I was taken to the police department, the local police were shocked by my appearance.

I was taken to a cell. It turned out that there was my friend among other girls. She was detained at a single picket when she was standing with a poster with an excerpt from Korniy Chukovsky's "Cockroach" poem.

I was not beaten but I heard people being brought to the courtyard, beaten and released. At 9 am I had an out-of-court trial, the judges came to me and fined me $400. My friend had a little lower fine. The judge told me to agree with everything, otherwise I will be jailed. I asked five times to put it in the protocol what was done to me. But the judge told me straightforward that they would not consider the actions of the riot police. I'm not going to pay the fine.

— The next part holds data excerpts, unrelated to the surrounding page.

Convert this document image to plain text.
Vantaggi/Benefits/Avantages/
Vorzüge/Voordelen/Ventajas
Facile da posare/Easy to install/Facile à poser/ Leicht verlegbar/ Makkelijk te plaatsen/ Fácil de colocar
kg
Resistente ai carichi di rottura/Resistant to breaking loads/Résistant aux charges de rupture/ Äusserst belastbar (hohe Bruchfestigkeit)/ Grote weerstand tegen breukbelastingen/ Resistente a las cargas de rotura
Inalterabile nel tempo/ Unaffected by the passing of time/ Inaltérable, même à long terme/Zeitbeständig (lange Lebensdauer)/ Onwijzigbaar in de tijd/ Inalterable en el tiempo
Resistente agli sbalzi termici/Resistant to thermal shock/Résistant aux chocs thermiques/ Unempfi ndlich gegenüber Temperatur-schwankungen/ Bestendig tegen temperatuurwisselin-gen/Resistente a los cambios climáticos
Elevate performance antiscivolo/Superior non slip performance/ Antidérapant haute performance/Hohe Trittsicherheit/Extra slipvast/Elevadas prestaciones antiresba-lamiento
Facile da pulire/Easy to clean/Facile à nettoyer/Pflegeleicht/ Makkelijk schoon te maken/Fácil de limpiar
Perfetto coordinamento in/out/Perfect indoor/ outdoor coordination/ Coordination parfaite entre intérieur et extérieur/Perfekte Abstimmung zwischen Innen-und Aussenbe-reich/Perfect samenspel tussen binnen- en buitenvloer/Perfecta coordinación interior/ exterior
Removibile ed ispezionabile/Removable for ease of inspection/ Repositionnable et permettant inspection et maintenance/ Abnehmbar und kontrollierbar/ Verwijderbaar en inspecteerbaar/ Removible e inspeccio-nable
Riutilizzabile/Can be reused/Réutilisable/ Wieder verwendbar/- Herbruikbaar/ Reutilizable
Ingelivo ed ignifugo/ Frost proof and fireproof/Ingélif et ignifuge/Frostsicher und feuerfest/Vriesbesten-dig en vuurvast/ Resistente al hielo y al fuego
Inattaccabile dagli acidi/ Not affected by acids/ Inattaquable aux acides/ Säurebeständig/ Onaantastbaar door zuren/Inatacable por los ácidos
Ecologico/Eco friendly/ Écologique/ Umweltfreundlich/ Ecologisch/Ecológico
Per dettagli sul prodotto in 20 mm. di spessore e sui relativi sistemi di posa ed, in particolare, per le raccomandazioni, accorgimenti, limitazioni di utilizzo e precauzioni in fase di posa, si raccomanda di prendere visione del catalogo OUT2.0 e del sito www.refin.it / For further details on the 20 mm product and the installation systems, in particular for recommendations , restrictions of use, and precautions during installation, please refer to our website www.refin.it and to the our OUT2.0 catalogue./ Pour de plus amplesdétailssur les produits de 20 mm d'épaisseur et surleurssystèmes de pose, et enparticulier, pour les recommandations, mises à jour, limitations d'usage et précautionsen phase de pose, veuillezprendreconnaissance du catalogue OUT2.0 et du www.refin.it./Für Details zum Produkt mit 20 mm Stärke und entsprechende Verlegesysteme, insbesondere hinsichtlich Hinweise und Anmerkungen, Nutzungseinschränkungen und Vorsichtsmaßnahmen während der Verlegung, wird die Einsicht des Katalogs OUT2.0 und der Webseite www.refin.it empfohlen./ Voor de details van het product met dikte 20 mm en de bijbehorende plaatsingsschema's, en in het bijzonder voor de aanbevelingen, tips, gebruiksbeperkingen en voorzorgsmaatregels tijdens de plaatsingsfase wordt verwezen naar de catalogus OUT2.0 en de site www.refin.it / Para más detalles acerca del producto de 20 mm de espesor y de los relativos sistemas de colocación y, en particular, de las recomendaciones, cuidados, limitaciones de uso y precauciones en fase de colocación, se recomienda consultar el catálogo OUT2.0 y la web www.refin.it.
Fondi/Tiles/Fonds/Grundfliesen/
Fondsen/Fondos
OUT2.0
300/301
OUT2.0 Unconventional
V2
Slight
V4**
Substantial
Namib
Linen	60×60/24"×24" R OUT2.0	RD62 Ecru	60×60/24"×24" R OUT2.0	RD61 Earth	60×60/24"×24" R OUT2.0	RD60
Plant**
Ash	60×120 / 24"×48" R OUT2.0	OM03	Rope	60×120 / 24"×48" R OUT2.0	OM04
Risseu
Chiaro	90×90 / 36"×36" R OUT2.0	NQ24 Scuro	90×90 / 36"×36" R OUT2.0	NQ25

I no longer wrote slogans, but instead joined a peaceful chain of solidarity. I spent the first three days of the protests in Minsk, my friends and I brought water, food, medicine. Police threw grenades at us, sprayed gas. Once as six of us were riding in a car, we were stopped and they started to pull us out. Three friends were taken away, we still haven't found them. I was pulled out but not taken into a paddy wagon. For some reason, I was lucky.

Reaction of the authorities

Belarusian Interior Minister Yuryy Karayew described everything you have read about in this article as "injuries of random people". He apologised for that. As if, they "got into the crosshairs".

"In any mass clash, when group or mass violations of public order are curbed, it turns out that they affect those who specifically went for it and those who were nearby, did not leave on time or could not escape. As for these people, those who got into hot water, I, as commander, want to take responsibility and apologise to these people in a purely human way," Karayew said.